In a school the probability of a student speaking Spanish is $30\%$. If we select $3$ random students, what are the chances of at least one of them speaking Spanish?

So, I saw this question and tried to solve it, seemed like an easy question but I was wrong and still not sure why.

Apparently the correct answer is $65.7\%$ ($100\% - 70\% \cdot 70\% \cdot 70\%$)

My first attempt at solving I figured $90\% = 3 \cdot 30\%$ (I just need $1$ student to know spanish, and I have $3$ "chances").

What is the corrent approach for this?

I created this question but for some reason it created in a non-registered account, sorry for the duplicate.

Also, I used the word odds, but I meant probability, english is not my first language and the question was written in portuguese. Sorry for confusion

Answer 1

Calculate $1$ minus the probability of the complementary event:

• The probability that a student speaks Spanish is $0.3$
• The probability that a student does not speak Spanish is $1-0.3$
• The probability that all $3$ students do not speak Spanish is $(1-0.3)^3$
• The probability that not all $3$ students do not speak Spanish is $1-(1-0.3)^3$

Answer 2

The complementary event of $A = $"at least one student speaks Spanish" is that $\bar A =$None (of the three) speaks Spanish.
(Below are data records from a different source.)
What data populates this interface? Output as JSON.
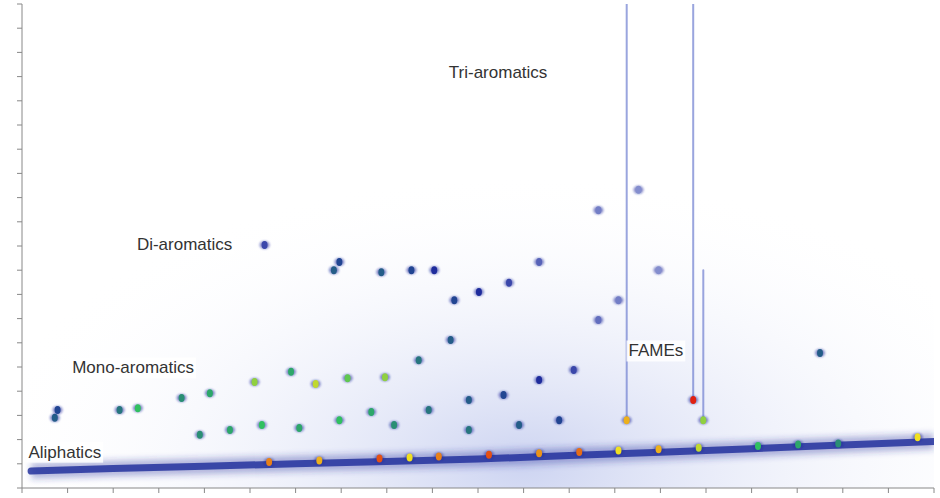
{
  "chart_data": {
    "type": "scatter",
    "tick_labels": false,
    "xlim": [
      0,
      100
    ],
    "ylim": [
      0,
      100
    ],
    "xticks": [
      0,
      5,
      10,
      15,
      20,
      25,
      30,
      35,
      40,
      45,
      50,
      55,
      60,
      65,
      70,
      75,
      80,
      85,
      90,
      95,
      100
    ],
    "yticks": [
      0,
      5,
      10,
      15,
      20,
      25,
      30,
      35,
      40,
      45,
      50,
      55,
      60,
      65,
      70,
      75,
      80,
      85,
      90,
      95,
      100
    ],
    "color_range": [
      0,
      100
    ],
    "annotations": [
      {
        "text": "Tri-aromatics",
        "x": 46.8,
        "y": 85.7
      },
      {
        "text": "Di-aromatics",
        "x": 12.6,
        "y": 50.2
      },
      {
        "text": "Mono-aromatics",
        "x": 5.5,
        "y": 24.6
      },
      {
        "text": "Aliphatics",
        "x": 0.7,
        "y": 7.2
      },
      {
        "text": "FAMEs",
        "x": 66.5,
        "y": 28.1
      }
    ],
    "series": [
      {
        "type": "scatter",
        "marker": "ellipse",
        "x": [
          3.6,
          3.9,
          10.7,
          12.7,
          17.5,
          20.6,
          25.5,
          29.5,
          32.2,
          35.7,
          39.8,
          43.5,
          47.0,
          26.6,
          34.2,
          34.8,
          39.4,
          42.7,
          45.2,
          47.4,
          50.1,
          53.4,
          56.7,
          19.5,
          22.8,
          26.3,
          30.4,
          34.8,
          38.3,
          40.8,
          44.6,
          49.0,
          52.8,
          56.7,
          60.5,
          49.0,
          54.5,
          58.9,
          63.2,
          67.6,
          63.2,
          65.4,
          69.8,
          87.5,
          27.1,
          32.6,
          39.2,
          42.5,
          45.7,
          51.2,
          56.7,
          61.1,
          65.4,
          69.8,
          74.2,
          80.7,
          85.1,
          89.5,
          98.2,
          73.6,
          66.3,
          74.7
        ],
        "values": [
          14.5,
          16.1,
          16.1,
          16.5,
          18.6,
          19.6,
          21.9,
          24.0,
          21.5,
          22.7,
          22.9,
          26.4,
          30.6,
          50.2,
          45.0,
          46.7,
          44.6,
          45.0,
          45.0,
          38.8,
          40.5,
          42.4,
          46.7,
          11.0,
          12.0,
          13.0,
          12.4,
          14.0,
          15.7,
          13.0,
          16.1,
          18.2,
          19.2,
          22.3,
          24.4,
          12.0,
          13.0,
          14.0,
          57.4,
          61.6,
          34.7,
          38.8,
          45.0,
          27.9,
          5.35,
          5.7,
          6.1,
          6.3,
          6.5,
          6.85,
          7.2,
          7.45,
          7.75,
          8.0,
          8.3,
          8.7,
          9.0,
          9.2,
          10.5,
          18.2,
          14.0,
          14.0
        ],
        "intensity": [
          40,
          35,
          45,
          60,
          50,
          55,
          70,
          55,
          75,
          65,
          70,
          45,
          40,
          25,
          40,
          35,
          40,
          35,
          30,
          35,
          30,
          25,
          20,
          50,
          55,
          60,
          55,
          60,
          55,
          50,
          45,
          40,
          35,
          30,
          25,
          45,
          40,
          35,
          15,
          12,
          18,
          15,
          12,
          40,
          90,
          85,
          95,
          80,
          90,
          95,
          88,
          92,
          80,
          85,
          75,
          60,
          55,
          50,
          80,
          100,
          85,
          70
        ]
      },
      {
        "type": "line",
        "color": "#24329e",
        "x": [
          1,
          10,
          20,
          30,
          40,
          50,
          60,
          70,
          80,
          90,
          100
        ],
        "values": [
          3.5,
          4.0,
          4.5,
          5.0,
          5.5,
          6.0,
          6.7,
          7.4,
          8.1,
          8.9,
          9.6
        ]
      },
      {
        "type": "line",
        "color": "#6f7fd0",
        "x": [
          66.3,
          66.3,
          66.3,
          73.6,
          73.6,
          73.6,
          74.7,
          74.7
        ],
        "values": [
          14.0,
          100,
          null,
          18.2,
          100,
          null,
          14.0,
          45.0
        ]
      }
    ]
  }
}
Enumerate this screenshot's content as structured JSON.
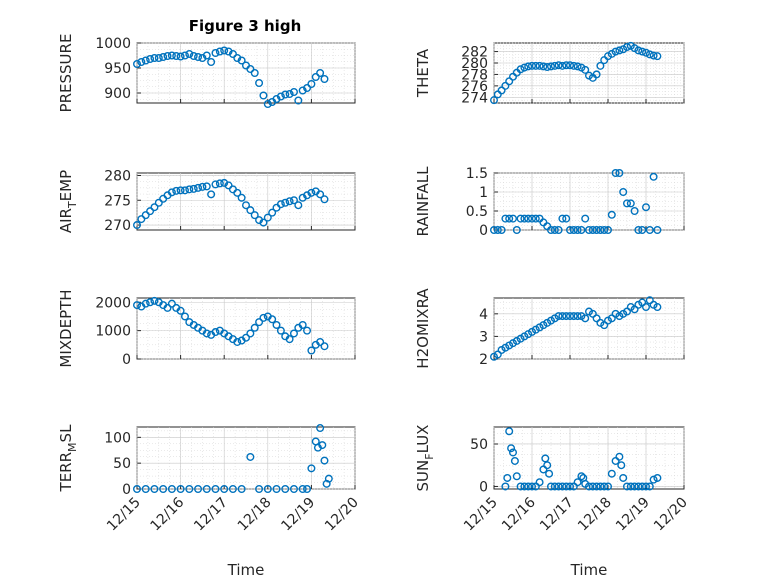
{
  "figure": {
    "title": "Figure 3 high"
  },
  "chart_data": [
    {
      "type": "scatter",
      "ylabel": "PRESSURE",
      "xlabel": "",
      "ylim": [
        880,
        1000
      ],
      "yticks": [
        900,
        950,
        1000
      ],
      "xlim": [
        0,
        5
      ],
      "grid": true,
      "x": [
        0.0,
        0.1,
        0.2,
        0.3,
        0.4,
        0.5,
        0.6,
        0.7,
        0.8,
        0.9,
        1.0,
        1.1,
        1.2,
        1.3,
        1.4,
        1.5,
        1.6,
        1.7,
        1.8,
        1.9,
        2.0,
        2.1,
        2.2,
        2.3,
        2.4,
        2.5,
        2.6,
        2.7,
        2.8,
        2.9,
        3.0,
        3.1,
        3.2,
        3.3,
        3.4,
        3.5,
        3.6,
        3.7,
        3.8,
        3.9,
        4.0,
        4.1,
        4.2,
        4.3
      ],
      "y": [
        958,
        962,
        965,
        968,
        970,
        970,
        972,
        974,
        975,
        974,
        973,
        975,
        978,
        974,
        972,
        970,
        975,
        962,
        980,
        983,
        985,
        983,
        978,
        970,
        965,
        955,
        948,
        940,
        920,
        895,
        878,
        882,
        888,
        893,
        897,
        898,
        902,
        885,
        905,
        910,
        918,
        932,
        940,
        928
      ]
    },
    {
      "type": "scatter",
      "ylabel": "THETA",
      "xlabel": "",
      "ylim": [
        273,
        283.5
      ],
      "yticks": [
        274,
        276,
        278,
        280,
        282
      ],
      "xlim": [
        0,
        5
      ],
      "grid": true,
      "x": [
        0.0,
        0.1,
        0.2,
        0.3,
        0.4,
        0.5,
        0.6,
        0.7,
        0.8,
        0.9,
        1.0,
        1.1,
        1.2,
        1.3,
        1.4,
        1.5,
        1.6,
        1.7,
        1.8,
        1.9,
        2.0,
        2.1,
        2.2,
        2.3,
        2.4,
        2.5,
        2.6,
        2.7,
        2.8,
        2.9,
        3.0,
        3.1,
        3.2,
        3.3,
        3.4,
        3.5,
        3.6,
        3.7,
        3.8,
        3.9,
        4.0,
        4.1,
        4.2,
        4.3
      ],
      "y": [
        273.5,
        274.5,
        275.2,
        276.0,
        276.8,
        277.6,
        278.3,
        278.9,
        279.2,
        279.4,
        279.5,
        279.5,
        279.5,
        279.4,
        279.3,
        279.4,
        279.5,
        279.6,
        279.5,
        279.6,
        279.6,
        279.5,
        279.4,
        279.2,
        278.8,
        277.8,
        277.4,
        278.0,
        279.5,
        280.5,
        281.2,
        281.6,
        282.0,
        282.2,
        282.4,
        282.8,
        283.0,
        282.6,
        282.2,
        282.0,
        281.8,
        281.5,
        281.3,
        281.2
      ]
    },
    {
      "type": "scatter",
      "ylabel": "AIR_TEMP",
      "xlabel": "",
      "ylim": [
        269,
        280.5
      ],
      "yticks": [
        270,
        275,
        280
      ],
      "xlim": [
        0,
        5
      ],
      "grid": true,
      "x": [
        0.0,
        0.1,
        0.2,
        0.3,
        0.4,
        0.5,
        0.6,
        0.7,
        0.8,
        0.9,
        1.0,
        1.1,
        1.2,
        1.3,
        1.4,
        1.5,
        1.6,
        1.7,
        1.8,
        1.9,
        2.0,
        2.1,
        2.2,
        2.3,
        2.4,
        2.5,
        2.6,
        2.7,
        2.8,
        2.9,
        3.0,
        3.1,
        3.2,
        3.3,
        3.4,
        3.5,
        3.6,
        3.7,
        3.8,
        3.9,
        4.0,
        4.1,
        4.2,
        4.3
      ],
      "y": [
        270.0,
        271.2,
        272.0,
        272.8,
        273.6,
        274.5,
        275.3,
        276.0,
        276.6,
        276.9,
        277.0,
        277.0,
        277.2,
        277.3,
        277.5,
        277.7,
        277.8,
        276.2,
        278.2,
        278.4,
        278.5,
        278.0,
        277.2,
        276.5,
        275.5,
        274.0,
        273.0,
        272.0,
        271.0,
        270.5,
        271.5,
        272.5,
        273.5,
        274.2,
        274.5,
        274.8,
        275.0,
        274.0,
        275.5,
        276.0,
        276.5,
        276.8,
        276.2,
        275.2
      ]
    },
    {
      "type": "scatter",
      "ylabel": "RAINFALL",
      "xlabel": "",
      "ylim": [
        0,
        1.5
      ],
      "yticks": [
        0,
        0.5,
        1,
        1.5
      ],
      "xlim": [
        0,
        5
      ],
      "grid": true,
      "x": [
        0.0,
        0.1,
        0.2,
        0.3,
        0.4,
        0.5,
        0.6,
        0.7,
        0.8,
        0.9,
        1.0,
        1.1,
        1.2,
        1.3,
        1.4,
        1.5,
        1.6,
        1.7,
        1.8,
        1.9,
        2.0,
        2.1,
        2.2,
        2.3,
        2.4,
        2.5,
        2.6,
        2.7,
        2.8,
        2.9,
        3.0,
        3.1,
        3.2,
        3.3,
        3.4,
        3.5,
        3.6,
        3.7,
        3.8,
        3.9,
        4.0,
        4.1,
        4.2,
        4.3
      ],
      "y": [
        0,
        0,
        0,
        0.3,
        0.3,
        0.3,
        0,
        0.3,
        0.3,
        0.3,
        0.3,
        0.3,
        0.3,
        0.2,
        0.1,
        0,
        0,
        0,
        0.3,
        0.3,
        0,
        0,
        0,
        0,
        0.3,
        0,
        0,
        0,
        0,
        0,
        0,
        0.4,
        1.5,
        1.5,
        1.0,
        0.7,
        0.7,
        0.5,
        0,
        0,
        0.6,
        0,
        1.4,
        0
      ]
    },
    {
      "type": "scatter",
      "ylabel": "MIXDEPTH",
      "xlabel": "",
      "ylim": [
        0,
        2150
      ],
      "yticks": [
        0,
        1000,
        2000
      ],
      "xlim": [
        0,
        5
      ],
      "grid": true,
      "x": [
        0.0,
        0.1,
        0.2,
        0.3,
        0.4,
        0.5,
        0.6,
        0.7,
        0.8,
        0.9,
        1.0,
        1.1,
        1.2,
        1.3,
        1.4,
        1.5,
        1.6,
        1.7,
        1.8,
        1.9,
        2.0,
        2.1,
        2.2,
        2.3,
        2.4,
        2.5,
        2.6,
        2.7,
        2.8,
        2.9,
        3.0,
        3.1,
        3.2,
        3.3,
        3.4,
        3.5,
        3.6,
        3.7,
        3.8,
        3.9,
        4.0,
        4.1,
        4.2,
        4.3
      ],
      "y": [
        1900,
        1850,
        1950,
        2000,
        2050,
        2000,
        1900,
        1800,
        1950,
        1800,
        1700,
        1500,
        1300,
        1200,
        1100,
        1000,
        900,
        850,
        950,
        1000,
        900,
        800,
        700,
        600,
        650,
        750,
        900,
        1100,
        1300,
        1450,
        1500,
        1400,
        1200,
        1000,
        800,
        700,
        900,
        1100,
        1200,
        1000,
        300,
        500,
        600,
        450
      ]
    },
    {
      "type": "scatter",
      "ylabel": "H2OMIXRA",
      "xlabel": "",
      "ylim": [
        2,
        4.7
      ],
      "yticks": [
        2,
        3,
        4
      ],
      "xlim": [
        0,
        5
      ],
      "grid": true,
      "x": [
        0.0,
        0.1,
        0.2,
        0.3,
        0.4,
        0.5,
        0.6,
        0.7,
        0.8,
        0.9,
        1.0,
        1.1,
        1.2,
        1.3,
        1.4,
        1.5,
        1.6,
        1.7,
        1.8,
        1.9,
        2.0,
        2.1,
        2.2,
        2.3,
        2.4,
        2.5,
        2.6,
        2.7,
        2.8,
        2.9,
        3.0,
        3.1,
        3.2,
        3.3,
        3.4,
        3.5,
        3.6,
        3.7,
        3.8,
        3.9,
        4.0,
        4.1,
        4.2,
        4.3
      ],
      "y": [
        2.1,
        2.2,
        2.4,
        2.5,
        2.6,
        2.7,
        2.8,
        2.9,
        3.0,
        3.1,
        3.2,
        3.3,
        3.4,
        3.5,
        3.6,
        3.7,
        3.8,
        3.9,
        3.9,
        3.9,
        3.9,
        3.9,
        3.9,
        3.9,
        3.8,
        4.1,
        4.0,
        3.8,
        3.6,
        3.5,
        3.7,
        3.8,
        4.0,
        3.9,
        4.0,
        4.1,
        4.3,
        4.2,
        4.4,
        4.5,
        4.3,
        4.6,
        4.4,
        4.3
      ]
    },
    {
      "type": "scatter",
      "ylabel": "TERR_MSL",
      "xlabel": "Time",
      "ylim": [
        0,
        120
      ],
      "yticks": [
        0,
        50,
        100
      ],
      "xlim": [
        0,
        5
      ],
      "xticks": [
        0,
        1,
        2,
        3,
        4,
        5
      ],
      "xticklabels": [
        "12/15",
        "12/16",
        "12/17",
        "12/18",
        "12/19",
        "12/20"
      ],
      "grid": true,
      "x": [
        0.0,
        0.2,
        0.4,
        0.6,
        0.8,
        1.0,
        1.2,
        1.4,
        1.6,
        1.8,
        2.0,
        2.2,
        2.4,
        2.6,
        2.8,
        3.0,
        3.2,
        3.4,
        3.6,
        3.8,
        3.9,
        4.0,
        4.1,
        4.15,
        4.2,
        4.25,
        4.3,
        4.35,
        4.4
      ],
      "y": [
        0,
        0,
        0,
        0,
        0,
        0,
        0,
        0,
        0,
        0,
        0,
        0,
        0,
        62,
        0,
        0,
        0,
        0,
        0,
        0,
        0,
        40,
        92,
        80,
        118,
        85,
        55,
        10,
        20
      ]
    },
    {
      "type": "scatter",
      "ylabel": "SUN_FLUX",
      "xlabel": "Time",
      "ylim": [
        -3,
        70
      ],
      "yticks": [
        0,
        50
      ],
      "xlim": [
        0,
        5
      ],
      "xticks": [
        0,
        1,
        2,
        3,
        4,
        5
      ],
      "xticklabels": [
        "12/15",
        "12/16",
        "12/17",
        "12/18",
        "12/19",
        "12/20"
      ],
      "grid": true,
      "x": [
        0.3,
        0.35,
        0.4,
        0.45,
        0.5,
        0.55,
        0.6,
        0.7,
        0.8,
        0.9,
        1.0,
        1.1,
        1.2,
        1.3,
        1.35,
        1.4,
        1.45,
        1.5,
        1.6,
        1.7,
        1.8,
        1.9,
        2.0,
        2.1,
        2.2,
        2.3,
        2.35,
        2.4,
        2.5,
        2.6,
        2.7,
        2.8,
        2.9,
        3.0,
        3.1,
        3.2,
        3.3,
        3.35,
        3.4,
        3.5,
        3.6,
        3.7,
        3.8,
        3.9,
        4.0,
        4.1,
        4.2,
        4.3
      ],
      "y": [
        0,
        10,
        65,
        45,
        40,
        30,
        12,
        0,
        0,
        0,
        0,
        0,
        5,
        20,
        33,
        25,
        15,
        0,
        0,
        0,
        0,
        0,
        0,
        0,
        5,
        12,
        10,
        3,
        0,
        0,
        0,
        0,
        0,
        0,
        15,
        30,
        35,
        25,
        10,
        0,
        0,
        0,
        0,
        0,
        0,
        0,
        8,
        10
      ]
    }
  ]
}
To calculate the chance that no student speaks Spanish, it has to be the case that the three students do not speak Spanish which is $(1-.3)\times (1-.3)\times (1-.3)$ . Hence, $$P(A) = 1-P(\bar A) = 1-(1-.3)^3 = 0.657$$

The reason your answer is wrong is because you (almost) calculated the chance of the event "exactly one student speaks Spanish" not "at least on speaks Spanish". To calculate the chance that exactly one student speaks Spanish, first you need to count the ways there are that one of the three speaks it and there are $\binom{3}{1} = 3$ ways. The other two do not speak it. Hence, there is a $$\binom{3}{1}(.30)^1(1-.3)^2 = 0.63$$ chance that exactly one speaks it. Similarly, you can calculate the chance of getting 2 or 3.

The event "at least one" is the same as 1 or 2 or 3 speaks Spanish. Since the events are disjoint, you can add up the probabilities and so , $$P(A) = \sum_{k = 1}^3\binom{3}{k}(.3)^k(1-.3)^{3-k} = 0.657.$$